Caminhando por ruas cobertas de neve, o grupo recordava os Natais passados no seu país e depressa chegou ao lindo edifício. Os adultos ficaram parados, a olhar as portas altas do edifício, hesitando em entrar. As crianças subiram as escadas a correr. Mal podiam esperar! A biblioteca estava cheia de crianças. A Senhora Belpré acolheu-os com um sorriso. — Bem-vindos! — disse. A pequena vela dos contos estava já acesa e a história começou: — Era uma vez em Porto Rico… A Senhora Belpré contou uma história que Hildamar e Santiago já tinham ouvido, uma que a avó lhes contara, acerca de uma carochinha espanhola chamada Martina, e do seu namorado, o Ratão Pérez. A história acabou com um mar de aplausos. — Agora fechem os olhos e peçam um desejo — sussurrou a Senhora Belpré. — Depois de apagarmos a vela, os vossos desejos realizar-se-ão.

As crianças fecharam os olhos e fizeram os seus pedidos. Depois disso, a Senhora anunciou: — O Dia de Reis já está perto. Este ano, queremos fazer uma grande festa na biblioteca, com uma peça de teatro, um baile e um desfile. A peça será a história do Ratão Peréz e da Martina. Quem quer participar na peça? Santiago ergueu a mão: — Eu quero! — Eu também quero! — gritaram as outras crianças. Santiago foi escolhido para ser o Ratão Peréz. Hildamar ergueu a mão. O seu coração começou a palpitar com força quando a Senhora Belpré a escolheu para fazer o papel mais importante da peça: o da carochinha Martina. — Atores já temos — disse a Senhora Belpré. — Mas ainda nos falta o cenário, a música e o guarda-roupa.

Depressa se espalhou a notícia: “Na biblioteca fala-se espanhol!
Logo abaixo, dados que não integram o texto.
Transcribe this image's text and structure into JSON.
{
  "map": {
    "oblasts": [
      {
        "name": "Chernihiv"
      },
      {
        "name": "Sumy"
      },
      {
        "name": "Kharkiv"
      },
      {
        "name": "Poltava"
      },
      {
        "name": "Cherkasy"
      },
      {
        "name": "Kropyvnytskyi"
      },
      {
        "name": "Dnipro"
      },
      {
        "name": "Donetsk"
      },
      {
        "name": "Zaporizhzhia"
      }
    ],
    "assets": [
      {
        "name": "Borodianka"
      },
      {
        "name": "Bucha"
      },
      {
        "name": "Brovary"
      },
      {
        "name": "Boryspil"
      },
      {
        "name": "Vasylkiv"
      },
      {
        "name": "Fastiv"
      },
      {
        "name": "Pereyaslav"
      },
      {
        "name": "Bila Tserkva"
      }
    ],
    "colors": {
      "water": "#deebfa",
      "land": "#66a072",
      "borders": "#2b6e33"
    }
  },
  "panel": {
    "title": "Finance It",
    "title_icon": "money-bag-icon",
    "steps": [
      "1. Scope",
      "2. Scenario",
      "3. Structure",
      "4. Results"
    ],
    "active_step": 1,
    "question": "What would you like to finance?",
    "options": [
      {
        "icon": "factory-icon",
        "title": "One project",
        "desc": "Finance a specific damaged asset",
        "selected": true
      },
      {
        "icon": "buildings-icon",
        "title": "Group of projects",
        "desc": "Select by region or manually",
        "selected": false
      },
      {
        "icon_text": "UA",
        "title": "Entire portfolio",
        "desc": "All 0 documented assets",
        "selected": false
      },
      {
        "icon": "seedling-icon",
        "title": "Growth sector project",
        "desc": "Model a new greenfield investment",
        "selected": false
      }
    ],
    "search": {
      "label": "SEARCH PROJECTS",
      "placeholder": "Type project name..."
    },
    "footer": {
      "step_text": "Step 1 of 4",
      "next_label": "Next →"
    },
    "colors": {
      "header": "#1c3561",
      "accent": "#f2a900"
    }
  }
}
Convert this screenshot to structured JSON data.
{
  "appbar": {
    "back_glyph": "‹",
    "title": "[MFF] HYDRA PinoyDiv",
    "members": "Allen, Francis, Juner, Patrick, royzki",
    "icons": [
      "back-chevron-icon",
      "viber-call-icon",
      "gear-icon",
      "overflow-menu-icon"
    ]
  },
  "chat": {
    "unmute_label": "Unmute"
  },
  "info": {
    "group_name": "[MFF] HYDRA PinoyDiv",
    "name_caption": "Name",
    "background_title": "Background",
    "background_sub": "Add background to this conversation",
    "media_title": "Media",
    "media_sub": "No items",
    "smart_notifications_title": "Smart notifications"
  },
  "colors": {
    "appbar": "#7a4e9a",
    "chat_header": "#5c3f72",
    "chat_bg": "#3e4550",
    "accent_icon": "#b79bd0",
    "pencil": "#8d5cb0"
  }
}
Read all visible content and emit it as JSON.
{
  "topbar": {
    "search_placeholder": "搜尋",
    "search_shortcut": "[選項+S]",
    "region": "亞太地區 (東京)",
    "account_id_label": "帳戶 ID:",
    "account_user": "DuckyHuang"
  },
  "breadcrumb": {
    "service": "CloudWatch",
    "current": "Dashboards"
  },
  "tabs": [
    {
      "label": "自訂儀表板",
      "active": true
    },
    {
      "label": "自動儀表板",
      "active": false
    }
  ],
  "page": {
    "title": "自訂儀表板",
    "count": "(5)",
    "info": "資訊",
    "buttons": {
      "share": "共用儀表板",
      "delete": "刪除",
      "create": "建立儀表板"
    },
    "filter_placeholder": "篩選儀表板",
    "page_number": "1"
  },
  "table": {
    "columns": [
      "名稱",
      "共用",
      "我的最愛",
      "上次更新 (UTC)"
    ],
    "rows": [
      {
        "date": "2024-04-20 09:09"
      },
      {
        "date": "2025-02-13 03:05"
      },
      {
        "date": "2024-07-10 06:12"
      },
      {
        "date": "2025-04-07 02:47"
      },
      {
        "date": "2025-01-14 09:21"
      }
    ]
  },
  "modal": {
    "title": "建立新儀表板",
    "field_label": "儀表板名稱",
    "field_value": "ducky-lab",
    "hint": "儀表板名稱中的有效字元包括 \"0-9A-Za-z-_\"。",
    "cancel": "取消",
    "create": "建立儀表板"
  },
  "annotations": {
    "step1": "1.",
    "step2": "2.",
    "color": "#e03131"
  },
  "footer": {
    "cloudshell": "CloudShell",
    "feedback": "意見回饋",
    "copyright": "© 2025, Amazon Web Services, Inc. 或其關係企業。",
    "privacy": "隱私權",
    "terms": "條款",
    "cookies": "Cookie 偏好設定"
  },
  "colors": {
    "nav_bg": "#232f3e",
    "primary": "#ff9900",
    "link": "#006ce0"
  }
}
Vão lá fazer uma festa de Reis!” A Dona Sofía contou ao Senhor Ramón, que o disse ao Padre Simón, que o anunciou na igreja. Nesse mesmo domingo, depois da missa da manhã, os vizinhos reuniram-se. Até a Senhora Pura Belpré quis estar presente. Todos queriam ajudar a celebrar o primeiro Dia de Reis em Nova Iorque! — Eu encarrego-me de fazer os fatos — disse a Tia Maria. — Eu faço as cortinas do cenário — declarou a Mãe Nenita, que trabalhava numa fábrica de costura. — E eu construirei o palco — disse o Senhor Ramón. — Em Porto Rico, era carpinteiro. A partir desse dia, os vizinhos iam à biblioteca todos os dias, para ajudar nos preparativos para o grande evento. E todos se alegraram ao descobrir que a biblioteca dispunha de revistas e livros em espanhol para eles lerem. As crianças ensaiavam a peça, as danças e as histórias. O Senhor Ramón ofereceu caixas de madeira e de cartão para a decoração do cenário.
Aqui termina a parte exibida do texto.